Dani Navedo · El Fútbol es injusto… a veces
La temporada del Deportivo de la Coruña no podía ir mejor y eso que muchos auguraban otro año de sufrimiento tras lo ocurrido la pasada campaña. Como ha dicho Lendoiro el día de ayer: "El 2008 ha sido un año para enmarcar". Y no le falta razón al máximo mandatario blanquiazul: En 50 partidos oficiales en este 2008, 27 victorias, 7 empates y 16 derrotas.
Un 2008 para enmarcar
El equipo empezaba el año en descenso, tras una primera vuelta preocupante y sin vistas a posibles cambios, ya que la situación económica tampoco daba mucho margen a la hora de buscar recambios. Lotina se veía capacitado para sacar a sus chicos del pozo y no paró de trabajar hasta dar con la clave: un cambio de sistema.
El técnico de Meñaca regaló a todo el deportivismo el día de Reyes una magnífica idea: reforzar todavía más el punto fuerte de este equipo, la defensa; buscando los goles a balón parado y con la velocidad en las contras, con Wilhelmsson y Guardado.

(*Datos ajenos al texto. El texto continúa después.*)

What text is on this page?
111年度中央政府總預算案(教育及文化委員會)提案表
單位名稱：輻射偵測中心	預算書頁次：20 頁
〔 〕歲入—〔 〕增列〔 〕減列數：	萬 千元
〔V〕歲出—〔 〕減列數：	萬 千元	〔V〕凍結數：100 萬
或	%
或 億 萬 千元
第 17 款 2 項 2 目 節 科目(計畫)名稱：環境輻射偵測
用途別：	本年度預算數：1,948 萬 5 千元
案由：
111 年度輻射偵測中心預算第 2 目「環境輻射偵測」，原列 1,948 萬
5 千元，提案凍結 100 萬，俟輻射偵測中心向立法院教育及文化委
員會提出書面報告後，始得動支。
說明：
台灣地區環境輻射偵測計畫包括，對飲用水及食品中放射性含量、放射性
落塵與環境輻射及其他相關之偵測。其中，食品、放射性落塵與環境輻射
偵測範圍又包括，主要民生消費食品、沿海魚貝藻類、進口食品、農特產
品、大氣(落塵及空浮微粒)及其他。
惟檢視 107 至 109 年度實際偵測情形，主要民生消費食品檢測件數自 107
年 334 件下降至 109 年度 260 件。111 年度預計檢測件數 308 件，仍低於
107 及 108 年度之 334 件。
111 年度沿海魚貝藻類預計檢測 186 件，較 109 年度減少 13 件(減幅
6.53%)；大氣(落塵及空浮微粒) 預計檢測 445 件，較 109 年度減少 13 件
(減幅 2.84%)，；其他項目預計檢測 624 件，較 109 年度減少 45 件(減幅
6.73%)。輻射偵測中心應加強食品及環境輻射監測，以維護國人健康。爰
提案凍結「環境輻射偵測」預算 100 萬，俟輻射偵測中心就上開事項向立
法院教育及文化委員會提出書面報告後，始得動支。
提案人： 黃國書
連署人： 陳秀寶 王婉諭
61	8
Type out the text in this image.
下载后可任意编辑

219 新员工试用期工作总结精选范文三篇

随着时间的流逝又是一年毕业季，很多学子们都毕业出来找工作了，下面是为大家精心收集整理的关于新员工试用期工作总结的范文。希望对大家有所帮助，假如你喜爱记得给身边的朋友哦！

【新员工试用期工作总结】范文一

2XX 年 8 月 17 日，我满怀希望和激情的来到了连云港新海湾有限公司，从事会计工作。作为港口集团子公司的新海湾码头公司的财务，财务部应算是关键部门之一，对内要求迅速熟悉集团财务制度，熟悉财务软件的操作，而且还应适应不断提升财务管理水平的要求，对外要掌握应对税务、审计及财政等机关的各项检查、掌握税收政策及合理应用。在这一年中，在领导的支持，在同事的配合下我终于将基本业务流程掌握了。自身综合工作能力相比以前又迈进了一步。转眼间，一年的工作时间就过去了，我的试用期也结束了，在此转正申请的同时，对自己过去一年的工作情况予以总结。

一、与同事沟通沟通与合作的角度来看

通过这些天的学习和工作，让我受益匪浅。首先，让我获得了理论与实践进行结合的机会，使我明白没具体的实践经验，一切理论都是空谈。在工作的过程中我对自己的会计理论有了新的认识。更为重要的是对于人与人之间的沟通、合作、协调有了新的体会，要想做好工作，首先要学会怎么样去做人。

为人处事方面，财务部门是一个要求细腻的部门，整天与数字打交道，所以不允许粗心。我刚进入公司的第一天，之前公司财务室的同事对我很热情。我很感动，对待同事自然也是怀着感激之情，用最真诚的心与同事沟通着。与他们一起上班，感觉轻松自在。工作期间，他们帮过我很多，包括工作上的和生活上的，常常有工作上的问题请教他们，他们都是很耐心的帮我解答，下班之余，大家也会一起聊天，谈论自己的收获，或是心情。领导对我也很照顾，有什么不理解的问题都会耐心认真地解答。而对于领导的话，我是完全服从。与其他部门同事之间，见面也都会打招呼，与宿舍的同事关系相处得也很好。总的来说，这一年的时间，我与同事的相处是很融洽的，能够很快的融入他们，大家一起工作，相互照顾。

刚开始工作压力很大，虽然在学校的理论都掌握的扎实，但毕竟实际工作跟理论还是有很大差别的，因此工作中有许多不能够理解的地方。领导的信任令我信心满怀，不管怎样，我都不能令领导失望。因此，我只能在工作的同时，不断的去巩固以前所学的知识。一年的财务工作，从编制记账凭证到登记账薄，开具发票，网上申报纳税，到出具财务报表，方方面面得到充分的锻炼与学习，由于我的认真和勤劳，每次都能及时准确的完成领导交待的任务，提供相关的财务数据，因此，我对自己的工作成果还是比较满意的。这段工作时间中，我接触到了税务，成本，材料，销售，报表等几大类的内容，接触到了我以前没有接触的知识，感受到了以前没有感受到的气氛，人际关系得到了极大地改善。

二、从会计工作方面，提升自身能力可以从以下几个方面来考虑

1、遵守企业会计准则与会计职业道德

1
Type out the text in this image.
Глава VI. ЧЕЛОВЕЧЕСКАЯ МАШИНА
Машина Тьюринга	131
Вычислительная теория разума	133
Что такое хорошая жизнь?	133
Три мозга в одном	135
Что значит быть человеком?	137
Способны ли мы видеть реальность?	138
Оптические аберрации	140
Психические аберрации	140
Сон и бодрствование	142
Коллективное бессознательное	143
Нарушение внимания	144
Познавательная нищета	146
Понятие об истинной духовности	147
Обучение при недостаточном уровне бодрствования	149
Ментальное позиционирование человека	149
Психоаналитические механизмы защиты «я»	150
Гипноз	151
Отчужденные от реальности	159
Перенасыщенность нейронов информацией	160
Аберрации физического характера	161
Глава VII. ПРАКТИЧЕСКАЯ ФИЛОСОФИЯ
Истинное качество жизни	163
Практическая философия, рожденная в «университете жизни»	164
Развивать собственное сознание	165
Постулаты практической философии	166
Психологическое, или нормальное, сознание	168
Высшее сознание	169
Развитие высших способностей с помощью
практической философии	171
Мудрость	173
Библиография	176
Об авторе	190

Justo en el anterior partido el Depor había quedado fuera de la Copa del Rey a manos del Espanyol (que a la postre haría un año para olvidar), por lo que solo quedaba la liga y el objetivo de salir el descenso. Empezaba, gracias al sistema 5-3-2, una escalada que ni el seguidor del Deportivo más optimista podía imaginar.
Segunda vuelta de Champions
La segunda mitad de campeonato empezaba el 20 de Enero, pero el Depor ya llevaba dos encuentros practicando con los tres centrales, ambos con derrotas ante equipos grandes. Nadie se fiaba de este sistema, pero el técnico insistió y fue tapando errores a base de trabajar. Los centrales estaban sacando las castañas del fuego, no solo por su buena labor en la zaga, sino porque Coloccini, Lopo y Piscu se estaban convirtiendo en toda una amenaza a balón parado. Entonces, cuando Lendoiro ya tenía que salir a ratificar al técnico porque todo eran decepciones, llegaron algunos buenos resultados y el equipo asomaba la cabeza; faltaba un último empujón para salir definitivamente del pozo.
Empezaba una racha definitiva frente al Murcia, en un partido vital, ya que era un rival directo en esa lucha. Tras lograr vencer a los murcianos, llegarían otras cuatro victorias, logrando así quince puntos en cinco partidos que alejarían definitivamente los fantasmas del descenso y traerían la permanencia salvo catástrofe; junto a esto queda la anécdota de ser por unos partidos el mejor equipo de toda la segunda vuelta. Sin darse cuenta, mirando más hacia abajo que hacia arriba, el Deportivo se había metido en plena lucha por el séptimo puesto, incluso algunos pensaban en llegar directamente a la UEFA, pero me parece que esos no veían que en las dos últimos jornadas nos enfrentábamos a Atlético de Madrid y Villareal.
Finalmente, ya con el cansancio anunciado del sistema de tres centrales, llegaron tres derrotas en cuatro partidos; pero la renuncia del Mallorca a jugar la Intertoto, llevó al Deportivo a competición europea tras acabar en el octavo puesto, cuando unos meses antes, todos nos veíamos en segunda tras muchos años.